Maybe I had to try a bunch of different sounds before I could appreciate the "standard" circuit. Or maybe it was just my own hubris makign me think I could do it better. But at this point I feel like I've shed most of my ego about it and am able to hear it with fresher, less prejudiced ears.

This is the circuit I prefer as of right now (simulation). For me it is an improvement over the classic circuit both in terms of the sounds it makes as well as the range of adjustment offered. Of course this is all subjective and it might sound worse to you. But I'm making the schematic available here so nobody has to take my word for it - anyone with the parts and inclination can build it to judge for themselves.

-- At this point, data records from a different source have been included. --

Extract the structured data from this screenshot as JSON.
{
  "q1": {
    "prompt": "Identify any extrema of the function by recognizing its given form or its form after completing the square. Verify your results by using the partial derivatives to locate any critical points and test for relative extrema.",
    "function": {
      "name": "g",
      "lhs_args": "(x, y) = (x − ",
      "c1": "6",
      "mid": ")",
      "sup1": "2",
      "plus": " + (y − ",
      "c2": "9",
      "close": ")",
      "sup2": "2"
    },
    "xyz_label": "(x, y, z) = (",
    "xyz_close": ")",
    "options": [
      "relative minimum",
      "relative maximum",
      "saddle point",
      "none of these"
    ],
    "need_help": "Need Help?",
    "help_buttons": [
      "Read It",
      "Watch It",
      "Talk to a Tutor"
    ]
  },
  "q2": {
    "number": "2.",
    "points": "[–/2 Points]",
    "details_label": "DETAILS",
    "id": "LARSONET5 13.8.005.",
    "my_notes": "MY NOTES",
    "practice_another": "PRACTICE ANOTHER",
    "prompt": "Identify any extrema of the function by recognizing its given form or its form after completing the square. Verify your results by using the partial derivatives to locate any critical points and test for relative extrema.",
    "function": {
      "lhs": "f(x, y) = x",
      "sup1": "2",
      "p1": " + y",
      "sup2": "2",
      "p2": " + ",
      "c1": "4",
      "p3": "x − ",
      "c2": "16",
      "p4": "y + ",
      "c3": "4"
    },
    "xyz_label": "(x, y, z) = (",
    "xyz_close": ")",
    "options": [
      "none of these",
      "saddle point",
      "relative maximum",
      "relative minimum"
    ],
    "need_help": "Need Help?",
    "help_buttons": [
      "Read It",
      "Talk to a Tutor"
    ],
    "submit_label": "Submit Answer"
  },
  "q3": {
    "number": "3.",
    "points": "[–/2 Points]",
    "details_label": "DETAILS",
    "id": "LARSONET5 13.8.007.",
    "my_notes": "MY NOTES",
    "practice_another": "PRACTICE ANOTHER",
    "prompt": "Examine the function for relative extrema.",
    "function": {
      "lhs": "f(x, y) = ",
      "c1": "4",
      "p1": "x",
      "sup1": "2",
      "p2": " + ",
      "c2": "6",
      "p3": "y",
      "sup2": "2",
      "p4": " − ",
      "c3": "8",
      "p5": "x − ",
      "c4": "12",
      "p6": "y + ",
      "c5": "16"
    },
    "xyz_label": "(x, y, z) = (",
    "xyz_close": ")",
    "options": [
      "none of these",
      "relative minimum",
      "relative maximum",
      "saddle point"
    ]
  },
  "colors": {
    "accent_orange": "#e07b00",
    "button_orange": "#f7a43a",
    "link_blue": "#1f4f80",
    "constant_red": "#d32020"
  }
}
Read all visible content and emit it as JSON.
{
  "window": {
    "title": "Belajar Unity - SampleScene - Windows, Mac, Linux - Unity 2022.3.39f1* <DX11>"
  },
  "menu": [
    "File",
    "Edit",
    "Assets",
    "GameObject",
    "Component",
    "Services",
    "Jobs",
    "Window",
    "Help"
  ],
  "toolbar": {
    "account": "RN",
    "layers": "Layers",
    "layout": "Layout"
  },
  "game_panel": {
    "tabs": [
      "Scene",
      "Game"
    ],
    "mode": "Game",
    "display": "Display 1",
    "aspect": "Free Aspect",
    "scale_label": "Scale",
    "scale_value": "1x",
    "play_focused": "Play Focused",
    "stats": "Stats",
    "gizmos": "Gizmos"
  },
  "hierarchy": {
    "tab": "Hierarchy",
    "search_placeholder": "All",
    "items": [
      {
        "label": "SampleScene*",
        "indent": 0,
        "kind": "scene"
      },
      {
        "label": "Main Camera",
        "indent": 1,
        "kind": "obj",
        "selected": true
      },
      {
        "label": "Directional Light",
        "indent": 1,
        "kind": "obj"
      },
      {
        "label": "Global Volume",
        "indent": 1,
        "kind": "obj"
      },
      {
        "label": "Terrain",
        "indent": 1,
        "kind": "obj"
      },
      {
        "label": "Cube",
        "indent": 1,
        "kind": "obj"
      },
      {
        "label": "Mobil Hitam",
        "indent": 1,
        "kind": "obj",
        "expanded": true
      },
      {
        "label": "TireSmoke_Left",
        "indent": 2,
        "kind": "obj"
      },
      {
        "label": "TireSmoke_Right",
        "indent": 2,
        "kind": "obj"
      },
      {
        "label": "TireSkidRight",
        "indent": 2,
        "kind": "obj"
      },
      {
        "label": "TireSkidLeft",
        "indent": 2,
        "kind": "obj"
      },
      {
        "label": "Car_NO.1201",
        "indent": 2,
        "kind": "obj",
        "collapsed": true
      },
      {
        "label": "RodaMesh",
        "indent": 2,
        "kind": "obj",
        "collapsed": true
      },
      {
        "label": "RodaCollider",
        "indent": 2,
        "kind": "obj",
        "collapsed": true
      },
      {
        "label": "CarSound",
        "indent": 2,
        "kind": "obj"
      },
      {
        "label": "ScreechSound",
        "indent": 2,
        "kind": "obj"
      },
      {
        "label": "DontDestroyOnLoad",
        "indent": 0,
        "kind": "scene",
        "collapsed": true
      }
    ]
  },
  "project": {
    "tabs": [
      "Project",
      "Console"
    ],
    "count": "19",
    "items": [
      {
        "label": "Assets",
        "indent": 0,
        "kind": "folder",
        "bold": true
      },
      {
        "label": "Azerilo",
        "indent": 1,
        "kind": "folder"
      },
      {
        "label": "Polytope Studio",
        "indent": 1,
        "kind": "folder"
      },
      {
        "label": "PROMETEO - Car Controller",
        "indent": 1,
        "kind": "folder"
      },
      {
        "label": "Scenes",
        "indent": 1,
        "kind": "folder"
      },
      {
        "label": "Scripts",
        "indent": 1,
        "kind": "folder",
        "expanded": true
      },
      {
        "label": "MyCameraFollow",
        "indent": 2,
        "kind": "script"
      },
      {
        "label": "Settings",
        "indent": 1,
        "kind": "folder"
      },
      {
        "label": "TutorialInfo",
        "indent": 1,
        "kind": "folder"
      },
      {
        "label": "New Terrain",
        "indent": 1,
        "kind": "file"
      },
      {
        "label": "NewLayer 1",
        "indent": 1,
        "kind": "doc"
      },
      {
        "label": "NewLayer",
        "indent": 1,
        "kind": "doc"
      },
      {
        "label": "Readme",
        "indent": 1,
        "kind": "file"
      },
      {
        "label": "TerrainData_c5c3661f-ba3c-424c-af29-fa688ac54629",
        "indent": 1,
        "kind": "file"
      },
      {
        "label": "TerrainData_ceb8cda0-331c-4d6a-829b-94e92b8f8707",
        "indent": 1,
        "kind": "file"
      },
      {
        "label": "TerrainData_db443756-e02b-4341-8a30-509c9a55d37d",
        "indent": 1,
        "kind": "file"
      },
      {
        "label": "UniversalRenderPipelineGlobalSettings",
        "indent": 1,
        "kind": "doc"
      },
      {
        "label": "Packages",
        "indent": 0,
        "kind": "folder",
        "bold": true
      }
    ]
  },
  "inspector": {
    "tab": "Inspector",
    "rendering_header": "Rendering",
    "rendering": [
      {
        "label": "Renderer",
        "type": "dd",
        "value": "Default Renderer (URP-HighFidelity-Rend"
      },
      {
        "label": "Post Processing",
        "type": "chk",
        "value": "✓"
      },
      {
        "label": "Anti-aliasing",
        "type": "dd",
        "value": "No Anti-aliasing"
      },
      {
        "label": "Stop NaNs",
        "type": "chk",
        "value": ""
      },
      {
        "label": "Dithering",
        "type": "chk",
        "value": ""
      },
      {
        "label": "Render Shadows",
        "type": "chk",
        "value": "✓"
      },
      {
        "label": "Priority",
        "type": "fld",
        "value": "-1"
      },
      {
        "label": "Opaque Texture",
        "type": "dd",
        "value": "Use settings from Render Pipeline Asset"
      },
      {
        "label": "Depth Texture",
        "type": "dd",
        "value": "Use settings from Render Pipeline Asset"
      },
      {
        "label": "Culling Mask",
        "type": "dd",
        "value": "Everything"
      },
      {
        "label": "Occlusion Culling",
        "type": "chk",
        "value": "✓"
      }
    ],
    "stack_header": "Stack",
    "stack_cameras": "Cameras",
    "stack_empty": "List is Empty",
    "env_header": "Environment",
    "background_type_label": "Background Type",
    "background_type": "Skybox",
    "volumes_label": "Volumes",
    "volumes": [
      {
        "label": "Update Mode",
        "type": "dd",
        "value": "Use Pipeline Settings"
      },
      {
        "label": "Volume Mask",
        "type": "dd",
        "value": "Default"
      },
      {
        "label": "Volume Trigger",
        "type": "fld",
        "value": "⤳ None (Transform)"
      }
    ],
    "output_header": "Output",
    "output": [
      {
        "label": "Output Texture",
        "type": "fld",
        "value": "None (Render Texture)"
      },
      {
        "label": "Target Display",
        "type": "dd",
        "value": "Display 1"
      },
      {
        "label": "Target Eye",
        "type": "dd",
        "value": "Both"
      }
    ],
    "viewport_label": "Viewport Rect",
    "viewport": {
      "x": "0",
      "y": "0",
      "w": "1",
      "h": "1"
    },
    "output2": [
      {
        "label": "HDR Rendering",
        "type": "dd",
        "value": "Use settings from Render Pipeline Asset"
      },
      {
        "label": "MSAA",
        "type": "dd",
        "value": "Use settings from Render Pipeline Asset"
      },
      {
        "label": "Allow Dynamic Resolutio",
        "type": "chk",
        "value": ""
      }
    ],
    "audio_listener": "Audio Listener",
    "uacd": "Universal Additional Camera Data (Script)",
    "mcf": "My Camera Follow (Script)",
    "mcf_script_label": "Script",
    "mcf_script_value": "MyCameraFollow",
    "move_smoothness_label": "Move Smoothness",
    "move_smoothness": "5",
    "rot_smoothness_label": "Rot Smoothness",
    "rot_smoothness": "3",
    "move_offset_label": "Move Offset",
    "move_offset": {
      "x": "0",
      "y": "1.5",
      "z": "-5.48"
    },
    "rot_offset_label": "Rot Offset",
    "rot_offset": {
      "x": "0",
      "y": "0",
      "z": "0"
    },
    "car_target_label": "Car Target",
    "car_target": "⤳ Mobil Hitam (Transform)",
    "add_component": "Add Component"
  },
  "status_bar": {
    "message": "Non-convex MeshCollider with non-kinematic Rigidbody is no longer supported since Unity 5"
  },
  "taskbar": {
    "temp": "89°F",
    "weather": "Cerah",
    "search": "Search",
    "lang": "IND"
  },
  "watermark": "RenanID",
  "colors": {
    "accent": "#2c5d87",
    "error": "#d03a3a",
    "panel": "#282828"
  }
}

I'm still using up a pile of 10k potentiometers so the gain control arrangement and part values are a little unusual. But despite the unusual appearance, the function is similar to what you'd expect from a TS-9 or DS-1. The voltage gain varies from approximately 6 to approximately 270, whereas a TS-9's gain can be adjusted from about 10 to about 110. This might seem like a big difference but these are theoretical values for an idealized opamp. Real opamps fall short in terms of gain and bandwidth so the circuit on my breadboard might top out with a gain closer to 100 anway. One trade-off to note: because this is a linear taper potentiometer, the gain jumps dramatically in the last 5% or so of its rotation. I don't mind this quirk but I think most players would prefer a logarithmic taper pot for easier adjustment throughout the range of the control.

Rather than a treble boost/cut control, the tone control here is a pot that blends between a highpass and a lowpass, similar to the Big Muff distortion's tone control. The values in mine are tweaked so there's no midrange scoop, and it ends up acting like a "tilt" tone control. Clockwise is treble boost / bass cut, counterclockwise is the opposite. In the center is a frequency curve that I hear as "flat". This is a bit of a perceptual trick because the frequency response is actually a gentle treble cut in the "flat" position, but the added high frequency harmonics from the preceding clipping stage make it feel brighter.

There's a unity-gain buffer isolating the tone control from the output volume control, which I found to be enough to let the output be higher than unity gain even with the drive and tone controls at their minimum values. Again, a linear taper pot is not ideal in this position (audio taper would be better).

Below are plots of the frequency response at different tone control settings using Falstad's filter simulator.

The frequency responses are similar as you adjust the drive control, so I didn't bother to make images of them. You can check out the simulation and adjust the controls yourself if you're curious.

Next steps are to transfer this from the breadboard to an enclosure. I'll probably reuse the enclosure from a previous build.